ALBUQUERQUE, N.M. — Grammy-winning violinist Augustin Hadelich began playing the Mendelssohn Violin Concerto when he was 9 years oid.
The Italian-born musician says that early start doesn’t make it any easier.
Hadelich will perform the piece regarded as one of the greatest of its kind at Santa Fe’s Lensic Performing Arts Center on New Year’s Eve with the Performance Santa Fe Orchestra.
Written in 1844, the concerto has developed a reputation as an essential piece for all aspiring concert violinists to master, and is usually one of the first Romantic-era concertos they learn.
“This has always been one of the most popular and beloved violin concertos and one of the most played pieces on the violin,” Hadelich said in a telephone interview from his New York home. “I’ve always loved the piece.
“It was very groundbreaking when it was written. He wanted to write a piece that showed the virtuosity of the violinist. It’s an extremely exciting concerto in which there’s different ideas and melodies chasing each other in a wonderful way.”
Hadelich began playing the violin at 5.
“I remember that it was very bad,” he said of those first screeching notes. “At that age, I didn’t think so much about it. I just kept going. When I heard some great violin players for the first time, I realized how good it could sound. Later on, I started playing the piano as well. But the violin was my favorite instrument, because it’s so beautiful and lyrical.”

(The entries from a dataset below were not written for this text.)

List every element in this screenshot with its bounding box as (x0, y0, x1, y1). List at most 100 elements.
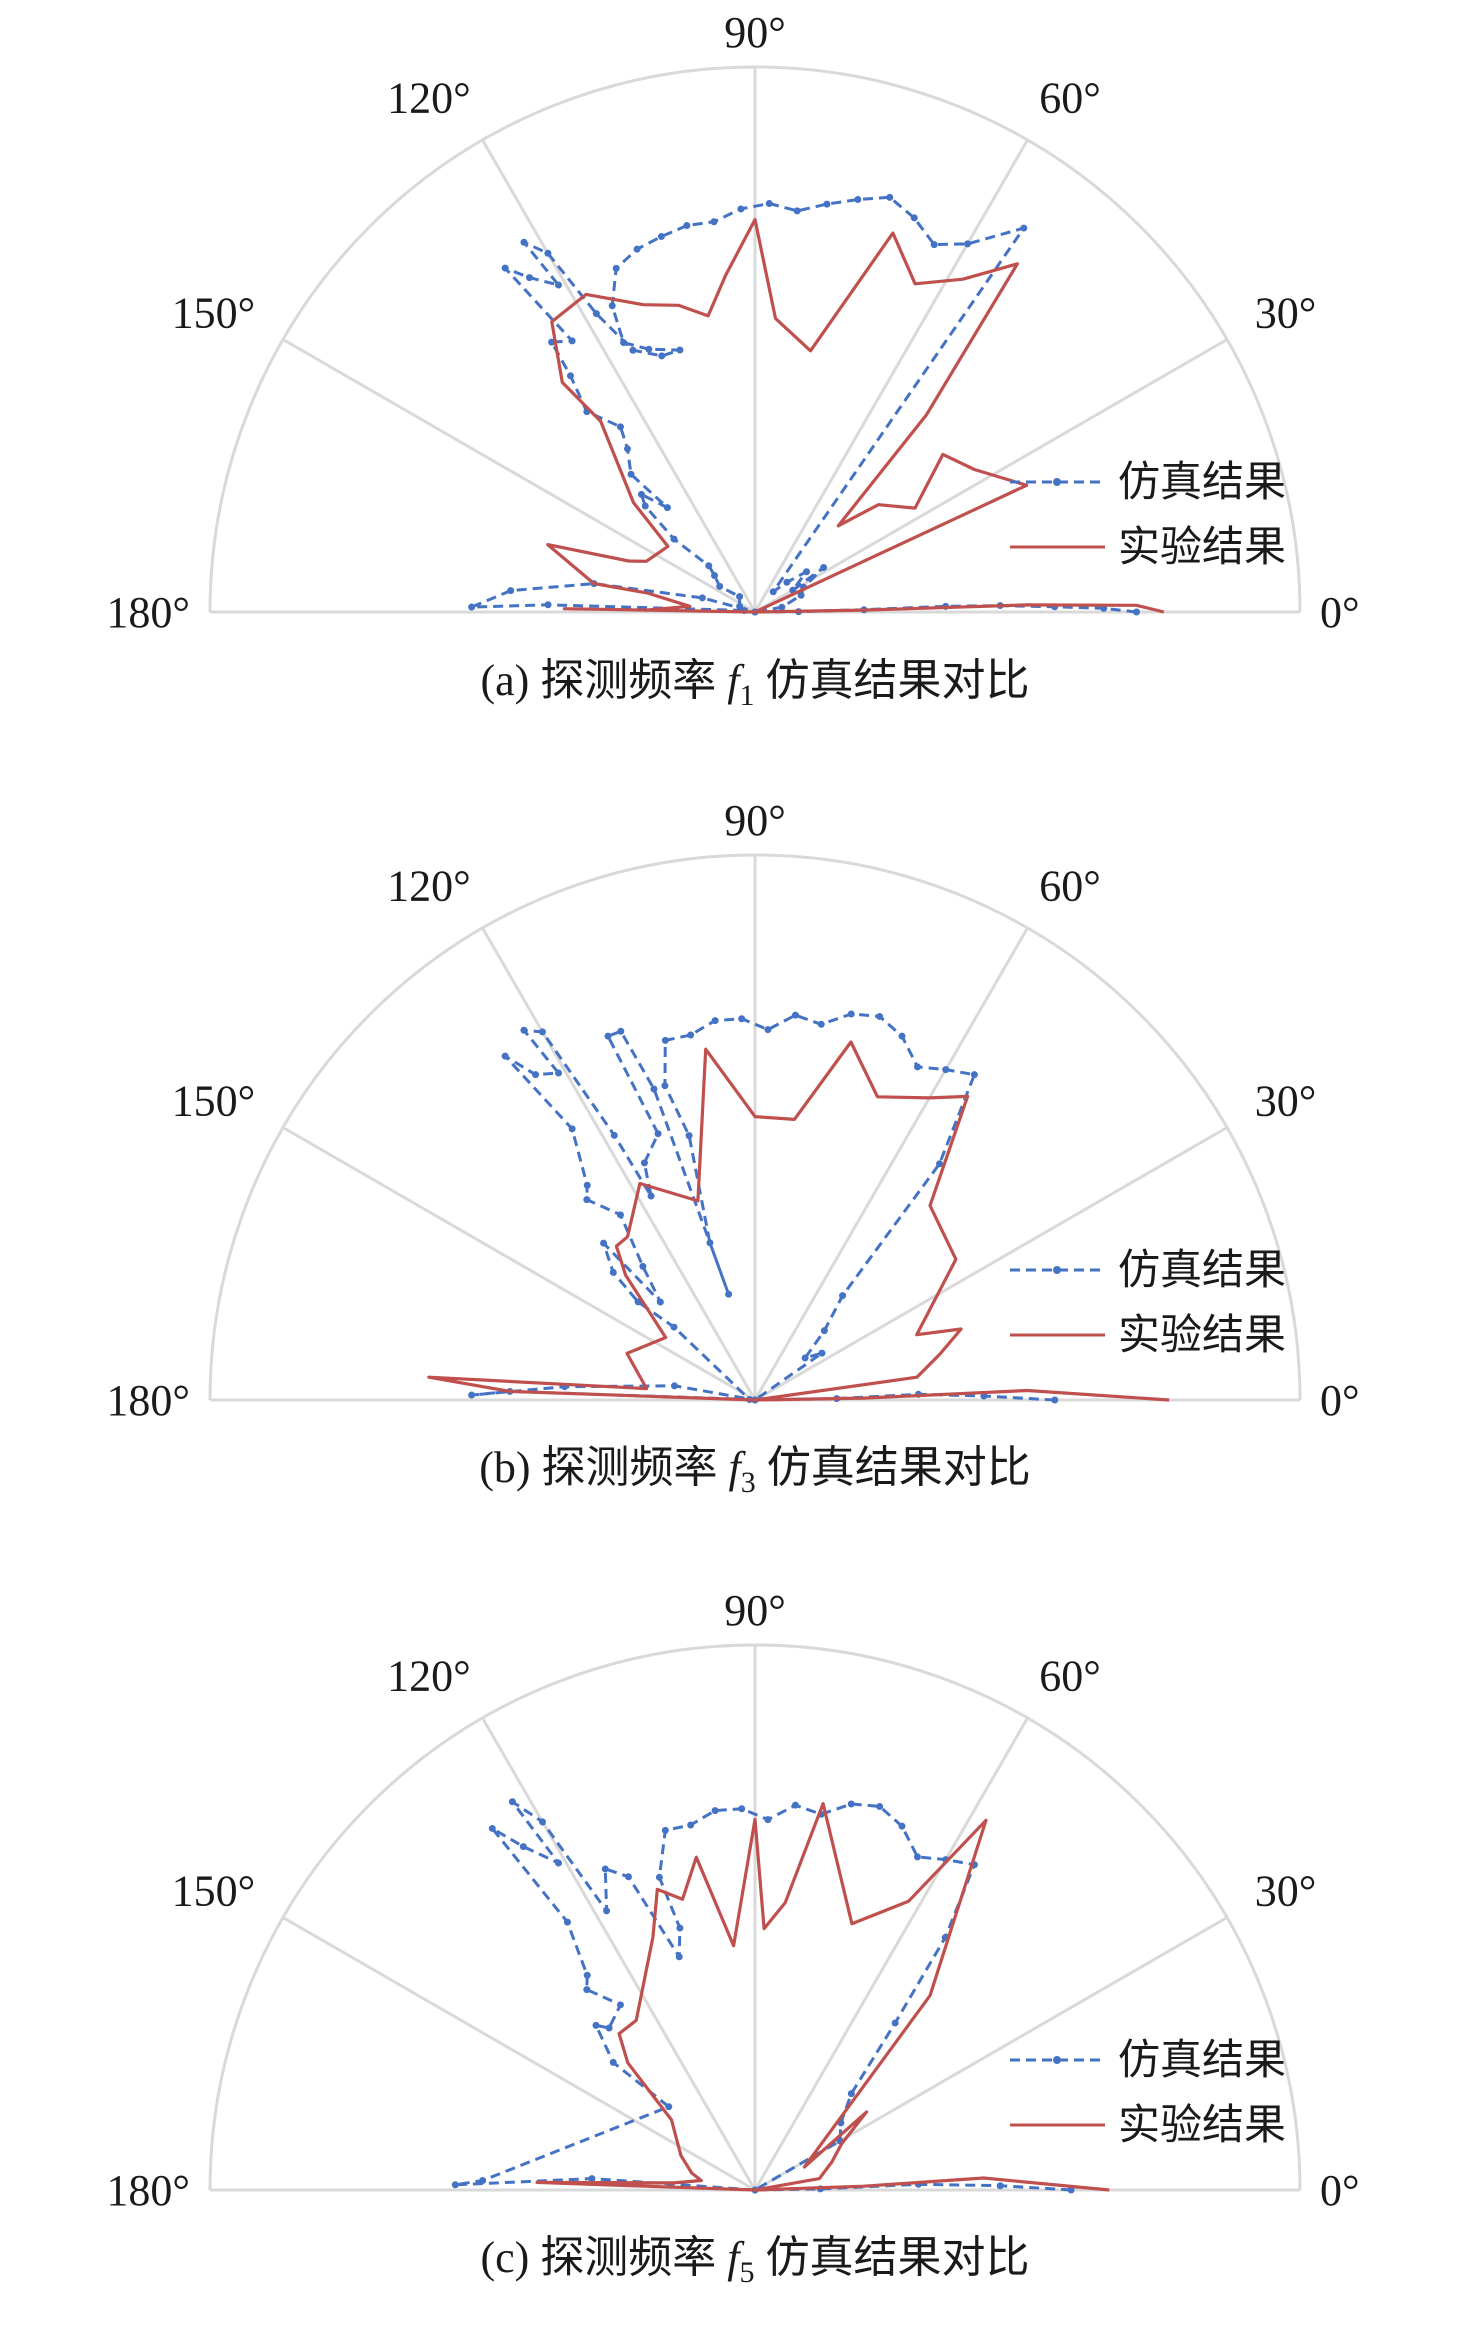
spoke-120 (481, 139, 757, 613)
data-point (627, 470, 635, 478)
data-point (817, 1020, 825, 1028)
data-point (891, 2019, 899, 2027)
data-point (661, 1082, 669, 1090)
data-point (637, 490, 645, 498)
data-point (605, 2024, 613, 2032)
data-point (616, 2001, 624, 2009)
data-point (588, 2175, 596, 2183)
data-point (670, 1382, 678, 1390)
angle-tick-label: 0° (1320, 588, 1360, 637)
data-point (520, 238, 528, 246)
data-point (910, 214, 918, 222)
data-point (676, 1924, 684, 1932)
data-point (620, 339, 628, 347)
data-point (764, 1026, 772, 1034)
caption-subscript: 3 (741, 1466, 756, 1499)
legend-marker (1053, 478, 1061, 486)
panel-caption: (a) 探测频率 f1 仿真结果对比 (480, 656, 1029, 712)
data-point (716, 582, 724, 590)
spoke-60 (753, 139, 1029, 613)
angle-tick-label: 150° (172, 1867, 256, 1916)
legend-simulation-label: 仿真结果 (1118, 1245, 1286, 1294)
angle-tick-label: 30° (1255, 1867, 1317, 1916)
data-point (876, 1802, 884, 1810)
data-point (936, 1160, 944, 1168)
angle-tick-label: 30° (1255, 289, 1317, 338)
data-point (687, 1031, 695, 1039)
data-point (609, 1268, 617, 1276)
data-point (468, 603, 476, 611)
data-point (698, 594, 706, 602)
caption-subscript: 5 (740, 2256, 755, 2289)
spoke-60 (753, 927, 1029, 1401)
spoke-60 (753, 1717, 1029, 2191)
data-point (661, 1826, 669, 1834)
data-point (676, 346, 684, 354)
data-point (600, 1239, 608, 1247)
data-point (839, 1292, 847, 1300)
data-point (942, 1066, 950, 1074)
data-point (519, 1843, 527, 1851)
data-point (738, 1805, 746, 1813)
legend-experiment-label: 实验结果 (1118, 522, 1286, 571)
data-point (617, 1027, 625, 1035)
data-point (736, 593, 744, 601)
angle-tick-label: 180° (106, 1376, 190, 1425)
data-point (604, 1032, 612, 1040)
data-point (705, 562, 713, 570)
caption-subscript: 1 (740, 679, 755, 712)
data-point (655, 1873, 663, 1881)
legend-marker (1053, 2056, 1061, 2064)
data-point (913, 1853, 921, 1861)
data-point (797, 591, 805, 599)
data-point (675, 1953, 683, 1961)
data-point (647, 1192, 655, 1200)
data-point (639, 1262, 647, 1270)
data-point (970, 1071, 978, 1079)
data-point (501, 264, 509, 272)
data-point (1133, 608, 1140, 616)
data-point (823, 200, 831, 208)
data-point (898, 1032, 906, 1040)
angle-tick-label: 0° (1320, 2166, 1360, 2215)
data-point (791, 1801, 799, 1809)
data-point (656, 1298, 664, 1306)
data-point (583, 1196, 591, 1204)
spoke-150 (282, 1126, 756, 1402)
data-point (725, 1290, 733, 1298)
data-point (501, 1052, 509, 1060)
data-point (683, 222, 691, 230)
data-point (670, 1323, 678, 1331)
data-point (1051, 1396, 1059, 1404)
data-point (451, 2181, 459, 2189)
legend-simulation-label: 仿真结果 (1118, 2035, 1286, 2084)
data-point (507, 587, 515, 595)
data-point (610, 1131, 618, 1139)
data-point (663, 504, 671, 512)
angle-tick-label: 90° (724, 1586, 786, 1635)
data-point (508, 1798, 516, 1806)
angle-tick-label: 150° (172, 289, 256, 338)
spoke-120 (481, 1717, 757, 2191)
data-point (665, 2103, 673, 2111)
data-point (592, 310, 600, 318)
data-point (685, 1132, 693, 1140)
data-point (791, 1011, 799, 1019)
caption-suffix: 仿真结果对比 (755, 656, 1030, 705)
angle-tick-label: 180° (106, 588, 190, 637)
angle-tick-label: 60° (1039, 861, 1101, 910)
data-point (765, 199, 773, 207)
data-point (538, 1028, 546, 1036)
data-point (650, 1085, 658, 1093)
data-point (568, 1125, 576, 1133)
data-point (818, 1349, 826, 1357)
angle-tick-label: 90° (724, 8, 786, 57)
data-point (820, 1327, 828, 1335)
panel-caption: (c) 探测频率 f5 仿真结果对比 (480, 2233, 1029, 2289)
angle-tick-label: 180° (106, 2166, 190, 2215)
data-point (847, 2090, 855, 2098)
data-point (980, 1392, 988, 1400)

Hadelich’s career is all the more remarkable because he nearly died in a fire at age 15. The flames devoured the family home and part of him, scorching his face, his abdomen and his bow arm. He didn’t pick up his instrument for six months. At first, he was afraid he had forgotten how to play, but it all came flooding back.

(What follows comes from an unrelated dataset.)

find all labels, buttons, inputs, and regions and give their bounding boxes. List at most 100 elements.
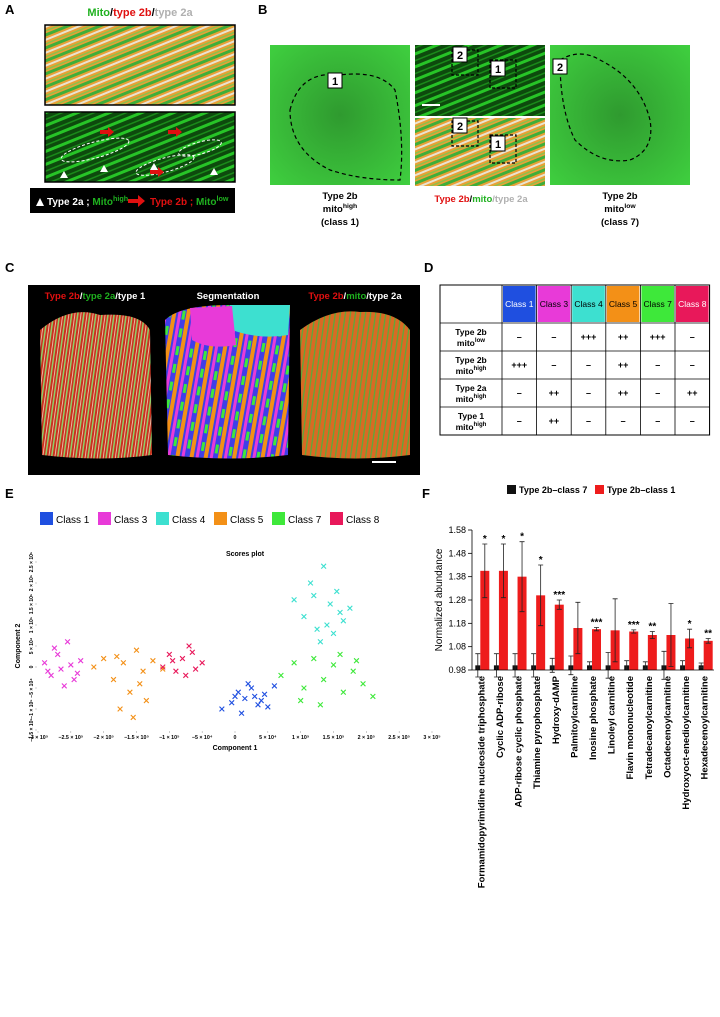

“It was a really difficult time, obviously,” he said. “It was actually surprisingly easy to return.”
After his recovery, Hadelich successfully auditioned for admission to the Juilliard School, studying there from 2004 to 2007. He won first prize at the International Violin Competition in Indianapolis in 2006 and went on to play with the Los Angeles Philharmonic, the National Symphony, the New York Philharmonic, the Chicago Symphony, the Philadelphia Orchestra and the San Francisco Symphony, among others.
He won the 2016 Grammy for Best Classical Instrumental Solo.
Hadelich last performed in New Mexico in Las Cruces about 10 years ago.
“There are some pieces I don’t really get tired of,” he said of the Mendelssohn. “Audiences love it and are very moved by it. I do get tired of practicing it.”
The orchestra also will play Beethoven’s Fifth Symphony, led by conductor Joe Illick.